Benefit periods and contract terms—how do they work?

When you’re comparing plans, sometimes it’s hard to tell the difference between a plan with a benefit period, and a plan with a contract term. Here’s how they work.

Not sure what kind of contract you’re on?

Check your most recent energy bill. If your energy bill isn’t clear, ask your retailer.

Ongoing contract with benefit period

As the name suggests, when a plan has a benefit period, it means that you get a particular “benefit” for a set period. Usually the benefit is a discount, but it can also be items like movie tickets or magazine subscriptions.

When the benefit period ends, often the contract keeps going at the same prices but you no longer get the benefit. If this is the case, your retailer has to tell you the benefit is ending at least 20 business days (but not earlier than 40 business days) before it happens. This will give you time to consider your options and you may want to look around to see what other retailers offer by visiting Energy Made Easy (EME) or ask your current retailer if they’ve got a better plan.

Sometimes retailers automatically apply a new benefit period when your first benefit period ends, so you keep receiving a discount. If your retailer is just extending or rolling over the same benefit, they do not need to separately notify you. However if a new benefit is applied but it is different to the first one, or there are changes to the current benefit you’re receiving, your retailer has to tell you at least 20 business days (but not earlier than 40 business days) before it happens. This will give you time to consider your options including looking at other plans that may suit you better.

If you want to leave the contract, be sure to check if you have to pay any fees, such as exit fees, to leave. Also, be sure to talk to your retailer if you don’t want to be locked in to the contract. If the issue does not get resolved you can contact your local energy Ombudsman.
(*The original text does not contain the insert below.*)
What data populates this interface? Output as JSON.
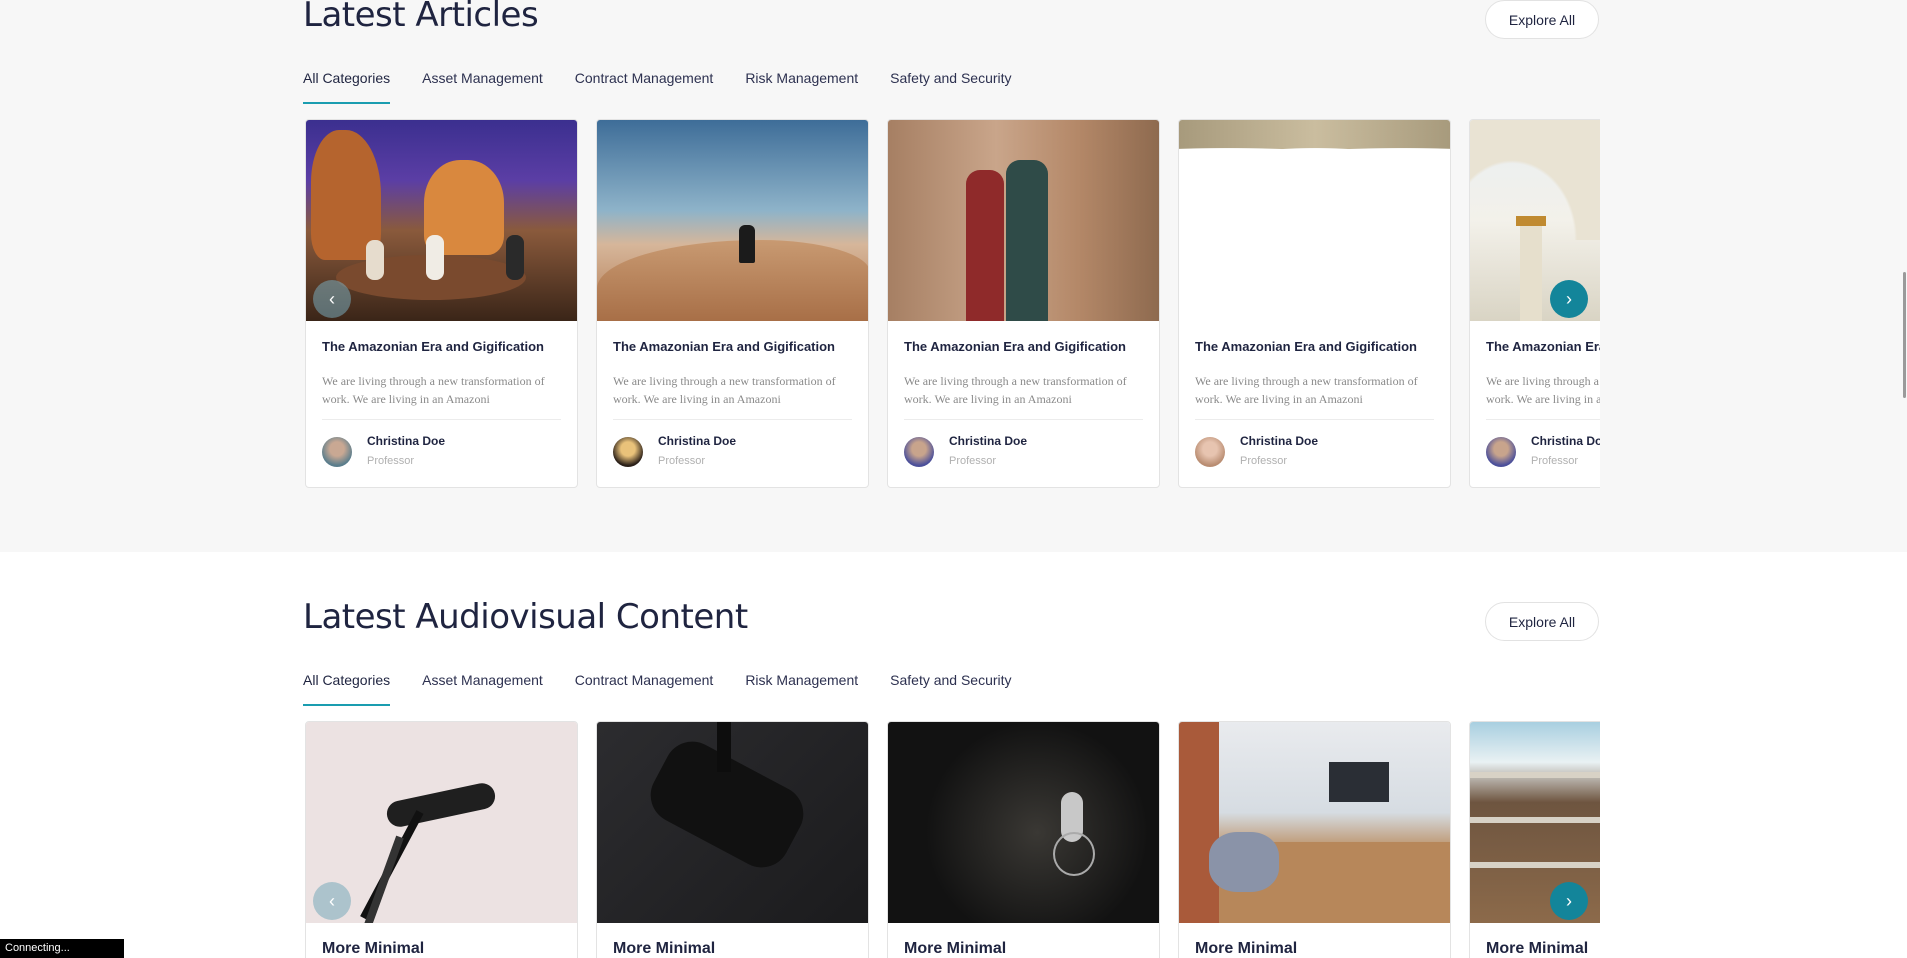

Your retailer must tell you the benefit is about to expire or change, at least 20 business days before the change occurs.

If you aren’t happy with the change, you have options. Visit EME to have a look at the range of plans that might suit you better.

Contracts with a term

When a plan has a contract term—such as one, two, or three years—it means the contract ends when the term finishes.

Prices can change while you are on this kind of contract. However, some retailers do have plans where the prices are fixed during the contract term.  

There may be an exit fee if you leave your contract during the contract term.

When the contract term ends, your retailer will usually put you onto their local standing offer. Standing offers have no discounts and no exit fees, and the rates are usually higher. 

Your retailer must tell you when the contract term is about to expire.

This is a good time to compare plans on EME.

Plans with no contract term

These are plans without a contract term or benefit period, although you may still get a discount or other benefit.

These plans continue until you or the retailer decide to end it.

Usually, plans with no contract term don’t have fixed prices. Prices can change at any time, and your retailer must notify you no later than your next bill.

If you’re on a ‘no contract term’ plan, it’s a good idea to visit EME occasionally to see what plans are available. You just might find something that works better for you.